これも、「少年犯罪」、「犯罪と遺族」のテーマがらみで読んだ。
(すなわち「心にナイフをしのばせて」「ユニット」の関連で読んだ)
テーマはずばり『遺族の犯人への復讐』。
少しだけ文章を紹介しておく。

P583
「(前略)少年法は刑罰を与えることが目的じゃなく、少年を更生させることが主眼だというでしょ。でも、未成年だったら無条件に、更正する権利があるわけ?更正する権利なんか与えるべきじゃない、生まれついての凶悪犯もいるんじゃないの?あたしはそこがずっと疑問だった」

P593
屑は生まれつき、心が膿んでいるいるのだ。その膿は、どんな誠意も努力も摘出不能だ。被害の拡大を防ぎたければ、心を膿んでいる者をこの世から消去する他に手だてはない。

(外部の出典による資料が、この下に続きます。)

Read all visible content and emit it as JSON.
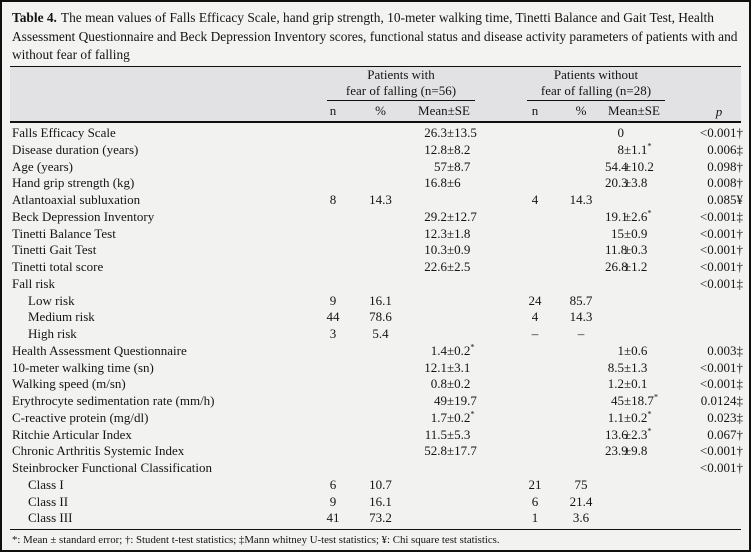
{
  "caption": {
    "label": "Table 4.",
    "text": "The mean values of Falls Efficacy Scale, hand grip strength, 10-meter walking time, Tinetti Balance and Gait Test, Health Assessment Questionnaire and Beck Depression Inventory scores, functional status and disease activity parameters of patients with and without fear of falling"
  },
  "header": {
    "group1_line1": "Patients with",
    "group1_line2": "fear of falling (n=56)",
    "group2_line1": "Patients without",
    "group2_line2": "fear of falling (n=28)",
    "col_n": "n",
    "col_pct": "%",
    "col_mean": "Mean±SE",
    "col_p": "p"
  },
  "rows": [
    {
      "name": "Falls Efficacy Scale",
      "indent": false,
      "g1": {
        "n": "",
        "pct": "",
        "mean": "26.3±13.5"
      },
      "g2": {
        "n": "",
        "pct": "",
        "mean": "0"
      },
      "p": "<0.001†"
    },
    {
      "name": "Disease duration (years)",
      "indent": false,
      "g1": {
        "n": "",
        "pct": "",
        "mean": "12.8±8.2"
      },
      "g2": {
        "n": "",
        "pct": "",
        "mean": "8±1.1*"
      },
      "p": "0.006‡"
    },
    {
      "name": "Age (years)",
      "indent": false,
      "g1": {
        "n": "",
        "pct": "",
        "mean": "57±8.7"
      },
      "g2": {
        "n": "",
        "pct": "",
        "mean": "54.4±10.2"
      },
      "p": "0.098†"
    },
    {
      "name": "Hand grip strength (kg)",
      "indent": false,
      "g1": {
        "n": "",
        "pct": "",
        "mean": "16.8±6"
      },
      "g2": {
        "n": "",
        "pct": "",
        "mean": "20.3±3.8"
      },
      "p": "0.008†"
    },
    {
      "name": "Atlantoaxial subluxation",
      "indent": false,
      "g1": {
        "n": "8",
        "pct": "14.3",
        "mean": ""
      },
      "g2": {
        "n": "4",
        "pct": "14.3",
        "mean": ""
      },
      "p": "0.085¥"
    },
    {
      "name": "Beck Depression Inventory",
      "indent": false,
      "g1": {
        "n": "",
        "pct": "",
        "mean": "29.2±12.7"
      },
      "g2": {
        "n": "",
        "pct": "",
        "mean": "19.1±2.6*"
      },
      "p": "<0.001‡"
    },
    {
      "name": "Tinetti Balance Test",
      "indent": false,
      "g1": {
        "n": "",
        "pct": "",
        "mean": "12.3±1.8"
      },
      "g2": {
        "n": "",
        "pct": "",
        "mean": "15±0.9"
      },
      "p": "<0.001†"
    },
    {
      "name": "Tinetti Gait Test",
      "indent": false,
      "g1": {
        "n": "",
        "pct": "",
        "mean": "10.3±0.9"
      },
      "g2": {
        "n": "",
        "pct": "",
        "mean": "11.8±0.3"
      },
      "p": "<0.001†"
    },
    {
      "name": "Tinetti total score",
      "indent": false,
      "g1": {
        "n": "",
        "pct": "",
        "mean": "22.6±2.5"
      },
      "g2": {
        "n": "",
        "pct": "",
        "mean": "26.8±1.2"
      },
      "p": "<0.001†"
    },
    {
      "name": "Fall risk",
      "indent": false,
      "g1": {
        "n": "",
        "pct": "",
        "mean": ""
      },
      "g2": {
        "n": "",
        "pct": "",
        "mean": ""
      },
      "p": "<0.001‡"
    },
    {
      "name": "Low risk",
      "indent": true,
      "g1": {
        "n": "9",
        "pct": "16.1",
        "mean": ""
      },
      "g2": {
        "n": "24",
        "pct": "85.7",
        "mean": ""
      },
      "p": ""
    },
    {
      "name": "Medium risk",
      "indent": true,
      "g1": {
        "n": "44",
        "pct": "78.6",
        "mean": ""
      },
      "g2": {
        "n": "4",
        "pct": "14.3",
        "mean": ""
      },
      "p": ""
    },
    {
      "name": "High risk",
      "indent": true,
      "g1": {
        "n": "3",
        "pct": "5.4",
        "mean": ""
      },
      "g2": {
        "n": "–",
        "pct": "–",
        "mean": ""
      },
      "p": ""
    },
    {
      "name": "Health Assessment Questionnaire",
      "indent": false,
      "g1": {
        "n": "",
        "pct": "",
        "mean": "1.4±0.2*"
      },
      "g2": {
        "n": "",
        "pct": "",
        "mean": "1±0.6"
      },
      "p": "0.003‡"
    },
    {
      "name": "10-meter walking time (sn)",
      "indent": false,
      "g1": {
        "n": "",
        "pct": "",
        "mean": "12.1±3.1"
      },
      "g2": {
        "n": "",
        "pct": "",
        "mean": "8.5±1.3"
      },
      "p": "<0.001†"
    },
    {
      "name": "Walking speed (m/sn)",
      "indent": false,
      "g1": {
        "n": "",
        "pct": "",
        "mean": "0.8±0.2"
      },
      "g2": {
        "n": "",
        "pct": "",
        "mean": "1.2±0.1"
      },
      "p": "<0.001‡"
    },
    {
      "name": "Erythrocyte sedimentation rate (mm/h)",
      "indent": false,
      "g1": {
        "n": "",
        "pct": "",
        "mean": "49±19.7"
      },
      "g2": {
        "n": "",
        "pct": "",
        "mean": "45±18.7*"
      },
      "p": "0.0124‡"
    },
    {
      "name": "C-reactive protein (mg/dl)",
      "indent": false,
      "g1": {
        "n": "",
        "pct": "",
        "mean": "1.7±0.2*"
      },
      "g2": {
        "n": "",
        "pct": "",
        "mean": "1.1±0.2*"
      },
      "p": "0.023‡"
    },
    {
      "name": "Ritchie Articular Index",
      "indent": false,
      "g1": {
        "n": "",
        "pct": "",
        "mean": "11.5±5.3"
      },
      "g2": {
        "n": "",
        "pct": "",
        "mean": "13.6±2.3*"
      },
      "p": "0.067†"
    },
    {
      "name": "Chronic Arthritis Systemic Index",
      "indent": false,
      "g1": {
        "n": "",
        "pct": "",
        "mean": "52.8±17.7"
      },
      "g2": {
        "n": "",
        "pct": "",
        "mean": "23.9±9.8"
      },
      "p": "<0.001†"
    },
    {
      "name": "Steinbrocker Functional Classification",
      "indent": false,
      "g1": {
        "n": "",
        "pct": "",
        "mean": ""
      },
      "g2": {
        "n": "",
        "pct": "",
        "mean": ""
      },
      "p": "<0.001†"
    },
    {
      "name": "Class I",
      "indent": true,
      "g1": {
        "n": "6",
        "pct": "10.7",
        "mean": ""
      },
      "g2": {
        "n": "21",
        "pct": "75",
        "mean": ""
      },
      "p": ""
    },
    {
      "name": "Class II",
      "indent": true,
      "g1": {
        "n": "9",
        "pct": "16.1",
        "mean": ""
      },
      "g2": {
        "n": "6",
        "pct": "21.4",
        "mean": ""
      },
      "p": ""
    },
    {
      "name": "Class III",
      "indent": true,
      "g1": {
        "n": "41",
        "pct": "73.2",
        "mean": ""
      },
      "g2": {
        "n": "1",
        "pct": "3.6",
        "mean": ""
      },
      "p": ""
    }
  ],
  "footnote": "*: Mean ± standard error; †: Student t-test statistics; ‡Mann whitney U-test statistics; ¥: Chi square test statistics.",
  "colors": {
    "frame": "#101010",
    "caption_bg": "#f3f3f2",
    "header_bg": "#e2e2e4",
    "body_bg": "#f2f2f1",
    "text": "#141414"
  }
}
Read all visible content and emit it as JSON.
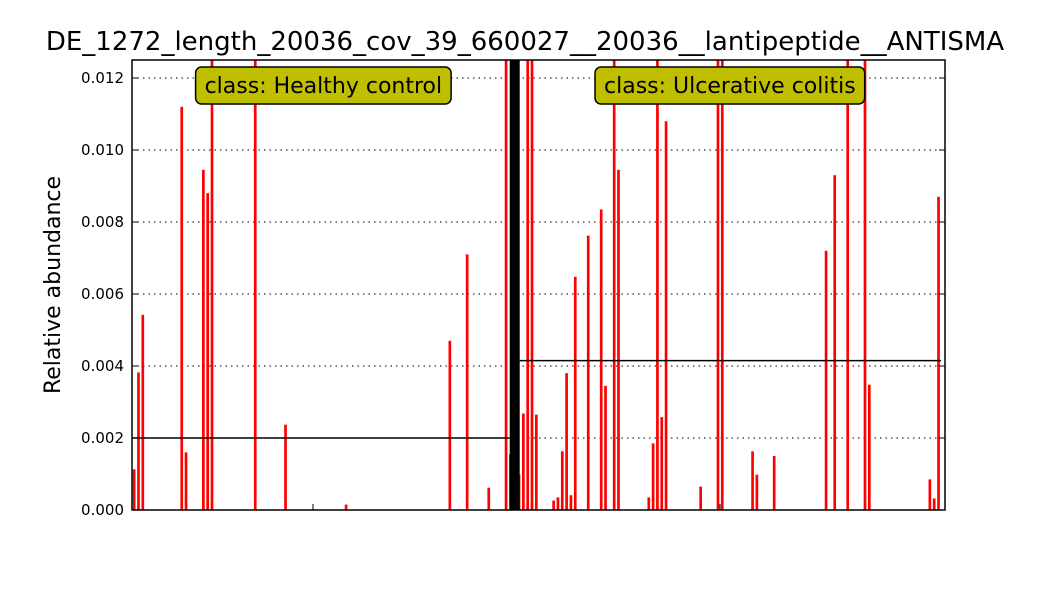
{
  "chart_data": {
    "type": "bar",
    "title": "DE_1272_length_20036_cov_39_660027__20036__lantipeptide__ANTISMA",
    "xlabel": "",
    "ylabel": "Relative abundance",
    "ylim": [
      0,
      0.0125
    ],
    "yticks": [
      "0.000",
      "0.002",
      "0.004",
      "0.006",
      "0.008",
      "0.010",
      "0.012"
    ],
    "ytick_values": [
      0,
      0.002,
      0.004,
      0.006,
      0.008,
      0.01,
      0.012
    ],
    "grid": true,
    "bar_color": "#ff0000",
    "classes": [
      {
        "label": "class: Healthy control",
        "mean": 0.002,
        "values": [
          0.00113,
          0.00382,
          0.00542,
          0,
          0,
          0,
          0,
          0,
          0,
          0,
          0,
          0.0112,
          0.0016,
          0,
          0,
          0,
          0.00945,
          0.0088,
          0.0125,
          0,
          0,
          0,
          0,
          0,
          0,
          0,
          0,
          0,
          0.0125,
          0,
          0,
          0,
          0,
          0,
          0,
          0.00237,
          0,
          0,
          0,
          0,
          0,
          0,
          0,
          0,
          0,
          0,
          0,
          0,
          0,
          0.00015,
          0,
          0,
          0,
          0,
          0,
          0,
          0,
          0,
          0,
          0,
          0,
          0,
          0,
          0,
          0,
          0,
          0,
          0,
          0,
          0,
          0,
          0,
          0,
          0.0047,
          0,
          0,
          0,
          0.0071,
          0,
          0,
          0,
          0,
          0.00062,
          0,
          0,
          0,
          0.0125,
          0.00155
        ]
      },
      {
        "label": "class: Ulcerative colitis",
        "mean": 0.00415,
        "values": [
          0.00098,
          0.00268,
          0.0125,
          0.0125,
          0.00265,
          0,
          0,
          0,
          0.00026,
          0.00035,
          0.00163,
          0.0038,
          0.00041,
          0.00648,
          0,
          0,
          0.00762,
          0,
          0,
          0.00835,
          0.00345,
          0,
          0.0125,
          0.00945,
          0,
          0,
          0,
          0,
          0,
          0,
          0.00035,
          0.00185,
          0.0125,
          0.00258,
          0.0108,
          0,
          0,
          0,
          0,
          0,
          0,
          0,
          0.00065,
          0,
          0,
          0,
          0.0125,
          0.0125,
          0,
          0,
          0,
          0,
          0,
          0,
          0.00163,
          0.00098,
          0,
          0,
          0,
          0.0015,
          0,
          0,
          0,
          0,
          0,
          0,
          0,
          0,
          0,
          0,
          0,
          0.0072,
          0,
          0.0093,
          0,
          0,
          0.0125,
          0,
          0,
          0,
          0.0125,
          0.00348,
          0,
          0,
          0,
          0,
          0,
          0,
          0,
          0,
          0,
          0,
          0,
          0,
          0,
          0.00085,
          0.00032,
          0.0087,
          0
        ]
      }
    ]
  }
}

・・・もっとも過激な箇所を紹介したので、誤解のないように。
作品全体を読んで、作者の提示する問題を判断し考えて欲しい。
非常に重く、読後感も暗い・・・それでも、読む価値有り、と思う。
いったい『正義』とは何だろう?・・・考え込んでしまう。
文庫本で702ページ、ずっしりと重く、内容も重い作品。(普通の文庫本3冊分くらいある)
気合いを入れて読んで欲しい。(過激で、残酷な描写もあるので、万人には薦めない)

PS
2002年度の作品だけど、年末の「文春ミステリ」にも、「このミス」からもモレている。
人気投票アテにならない、ということを証明した。
私は「殺人症候群」2002年度1位でもいい、と思う。

【参考リンク】
He Wailed 〈Tokuro Nukui Official site〉-
(著者公式サイト)
『週刊文春 傑作ミステリーベスト10』
『このミステリーがすごい!』

【ネット上の紹介】
警視庁内には、捜査課が表立って動けない事件を処理する特殊チームが存在した。そのリーダーである環敬吾は、部下の原田柾一郎、武藤隆、倉持真栄に、一見無関係と見える複数の殺人事件の繋がりを探るように命じる。「大切な人を殺した相手に復讐するのは悪か?」「この世の正義とは何か?」という大きなテーマと抜群のエンターテインメント性を融合させた怒濤のノンストップ1100枚。